Debugging objc_msgSend

Hamster Emporium has a great article on how to debug crashes within objc_msgSend. When I first learning Cocoa to write Fog Creek Copilot for Macintosh, I remember my first crash within objc_msgSend leaving me frustrated, as I had absolutely no idea how to proceed. I wish this article had been available then.

An Apple a Day Brings a Blue Screen Your Way

I love OS X, and in general find Apple’s software on the platform extremely high-quality, but when it comes to running Apple’s software on Windows…well, it’s an entirely different ballgame. Safari uses its own widgets, windows, and font rendering, which makes it look utterly out of place on my desktop. QuickTime for years simply looked bizarre, using a window to hold just the menu bar, and then other windows to hold the movies. iTunes uses Windows-native font rendering and some native widgets, but mostly tries to foist OS X paradigms on Windows users for no particular reason. And all of these applications on Windows use tremendous amounts of RAM and CPU.

Yet even I have to admit that iTunes 8’s stability issues take Apple’s past poor performance to an entirely new level. Installing Safari with an iTunes update some months ago was bad enough, but installing a poorly vetted driver and a fleet of MobileMe services that cause Windows to lock up hard is inexcusable. For all people like to rant against Windows, the OS, at its core, honestly is very stable; it really is almost always third-party drivers that cause issues. In this case, that third party vendor is Apple.

I don’t think Apple is writing crappy Windows software on purpose; I just think that their Windows team is grossly incompetent. It’s past due that Apple either starts writing non-sucky Windows software, or quits trying.

Google Continues Quest to Index All Atoms

Google has begun digitizing old newspapers, making certain old Onion stories a bit less funny.

I hope it goes without saying that I love technology, but…at the same time, there’s something I used to find infinitely more gratifying about having to use card catalogs, paper indexes, and microfiche. That romantic nostalgia makes me keep my diaries in Moleskines and sketchbooks, causes me to allow piles of books to keep refuge in my apartment, strikes fear into my heart when I see the disturbingly named Kindle, and explains why I may own cutting-edge computers, but can’t give up my fountain pens. As much as technology buys you speed, it costs you personality, until the only concrete objects you interact with do little more than reify equations and thoughts into some transient form you can ingest and vomit out at a later date. When you can acquire information with no effort, its value disintegrates.
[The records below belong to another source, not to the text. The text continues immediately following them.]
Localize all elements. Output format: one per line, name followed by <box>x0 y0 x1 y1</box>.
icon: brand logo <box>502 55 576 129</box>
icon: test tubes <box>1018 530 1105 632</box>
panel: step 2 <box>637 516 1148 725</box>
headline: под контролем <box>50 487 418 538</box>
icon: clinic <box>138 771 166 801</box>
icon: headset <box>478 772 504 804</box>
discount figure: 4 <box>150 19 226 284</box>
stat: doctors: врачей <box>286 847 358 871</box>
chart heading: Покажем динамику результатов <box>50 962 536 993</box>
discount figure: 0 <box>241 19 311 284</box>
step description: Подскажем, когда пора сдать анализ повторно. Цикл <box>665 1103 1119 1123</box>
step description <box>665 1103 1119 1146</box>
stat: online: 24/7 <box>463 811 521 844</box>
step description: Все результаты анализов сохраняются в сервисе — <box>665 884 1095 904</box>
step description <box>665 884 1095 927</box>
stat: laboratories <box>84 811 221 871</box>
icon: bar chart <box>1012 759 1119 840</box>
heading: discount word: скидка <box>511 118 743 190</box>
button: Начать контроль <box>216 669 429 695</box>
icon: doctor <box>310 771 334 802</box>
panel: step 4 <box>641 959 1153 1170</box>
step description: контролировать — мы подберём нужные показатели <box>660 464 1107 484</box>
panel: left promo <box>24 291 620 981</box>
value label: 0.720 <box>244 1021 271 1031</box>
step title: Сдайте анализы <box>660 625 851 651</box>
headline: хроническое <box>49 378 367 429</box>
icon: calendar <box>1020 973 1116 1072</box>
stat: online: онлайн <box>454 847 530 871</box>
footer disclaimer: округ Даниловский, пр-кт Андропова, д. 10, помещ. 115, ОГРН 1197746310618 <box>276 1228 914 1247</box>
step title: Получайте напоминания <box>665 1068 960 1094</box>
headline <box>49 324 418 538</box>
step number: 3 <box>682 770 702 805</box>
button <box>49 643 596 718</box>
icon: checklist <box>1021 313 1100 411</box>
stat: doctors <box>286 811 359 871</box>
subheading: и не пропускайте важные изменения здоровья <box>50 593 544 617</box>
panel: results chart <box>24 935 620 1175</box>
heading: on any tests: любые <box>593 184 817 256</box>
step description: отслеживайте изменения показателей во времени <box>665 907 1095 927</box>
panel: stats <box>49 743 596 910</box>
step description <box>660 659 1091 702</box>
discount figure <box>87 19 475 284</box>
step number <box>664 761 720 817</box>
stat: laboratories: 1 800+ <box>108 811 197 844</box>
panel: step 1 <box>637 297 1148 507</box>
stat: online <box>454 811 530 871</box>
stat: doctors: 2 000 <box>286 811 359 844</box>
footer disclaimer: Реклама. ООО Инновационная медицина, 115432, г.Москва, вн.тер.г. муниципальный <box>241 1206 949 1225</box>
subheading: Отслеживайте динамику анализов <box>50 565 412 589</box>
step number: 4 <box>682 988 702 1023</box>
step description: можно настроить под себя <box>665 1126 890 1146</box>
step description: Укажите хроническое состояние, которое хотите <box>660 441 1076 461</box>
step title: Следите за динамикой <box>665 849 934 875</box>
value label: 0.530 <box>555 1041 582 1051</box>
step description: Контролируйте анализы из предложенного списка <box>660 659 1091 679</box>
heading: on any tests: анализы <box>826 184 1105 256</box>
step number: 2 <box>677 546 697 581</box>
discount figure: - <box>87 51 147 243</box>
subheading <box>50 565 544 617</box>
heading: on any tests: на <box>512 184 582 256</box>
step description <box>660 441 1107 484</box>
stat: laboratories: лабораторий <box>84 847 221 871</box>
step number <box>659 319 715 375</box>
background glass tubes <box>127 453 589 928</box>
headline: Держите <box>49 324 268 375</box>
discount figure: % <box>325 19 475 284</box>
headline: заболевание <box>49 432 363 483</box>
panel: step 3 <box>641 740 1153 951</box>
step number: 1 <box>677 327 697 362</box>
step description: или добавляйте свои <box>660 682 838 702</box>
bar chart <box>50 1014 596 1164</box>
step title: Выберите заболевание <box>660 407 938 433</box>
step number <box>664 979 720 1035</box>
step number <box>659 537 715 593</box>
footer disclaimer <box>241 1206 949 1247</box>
Sometimes, I worry that this yielding to an ephemeral reality, not a loss of privacy, is the price we pay by having Google around.

Congratulations, Microsoft!

You have successfully discovered Morphic.

Why, this doesn't resemble the patent at all!

Can you discover Smalltalk too, as long as you’re at it?

The Geek Globetrotter

Far too much travel

This was kind of funny, until it really processed that I’ve got three more confirmed trips this year and a fourth in planning stages with a fifth likely—and that’s only good enough to be #2 in my network. I might want to admit I have a travel addiction.

Because We're So Original

In other news, Honda takes a cue from Microsoft and makes a unique car that totally doesn’t borrow any ideas from any of its competitors. Keep on bringing that innovation, Honda.

Objective-J and Cappuccino Released As Open-Source

When 280slides was released several months ago, it was notable in several ways. It looked like a native OS X app despite running in the browser, yet remained relatively responsive, worked quite well across browsers, and gracefully fell back to Flash when running on browsers from the Pacific northwest. The designers said that their secret sauce was Objective-J—an Objective-C–like language that compiled to JavaScript—and Cappuccino, a Cocoa-like framework that let them treat a web browswer as just another desktop platform. Unfortunately, since both technologies were developed in-house, the rest of us had to just look on and keep playing with their old toys.

Well, wait no longer. Cappuccino and Objective-J are now available under the LGPL, and you can download them today. If you’re planning on developing an application-like website soon, Cappuccino is probably worth a look. I’m not going to have a chance to play with it for a few more days because my hair is on fire, but for those of you with a bit more freetime, it’s definitely worth a look.

User Agent Abuse

I was just playing with Google Chrome on a devel version of Fog Creek Copilot‘s website when I happened to glance down at the watch window and saw this atrocity as the user agent string:

Mozilla/5.0 (Windows; U; Windows NT 5.1; en-US) AppleWebKit/525.13 (KHTML, like Gecko) Chrome/0.2.149.27 Safari/525.13

Guys, that’s not even funny. It’s just regex bingo.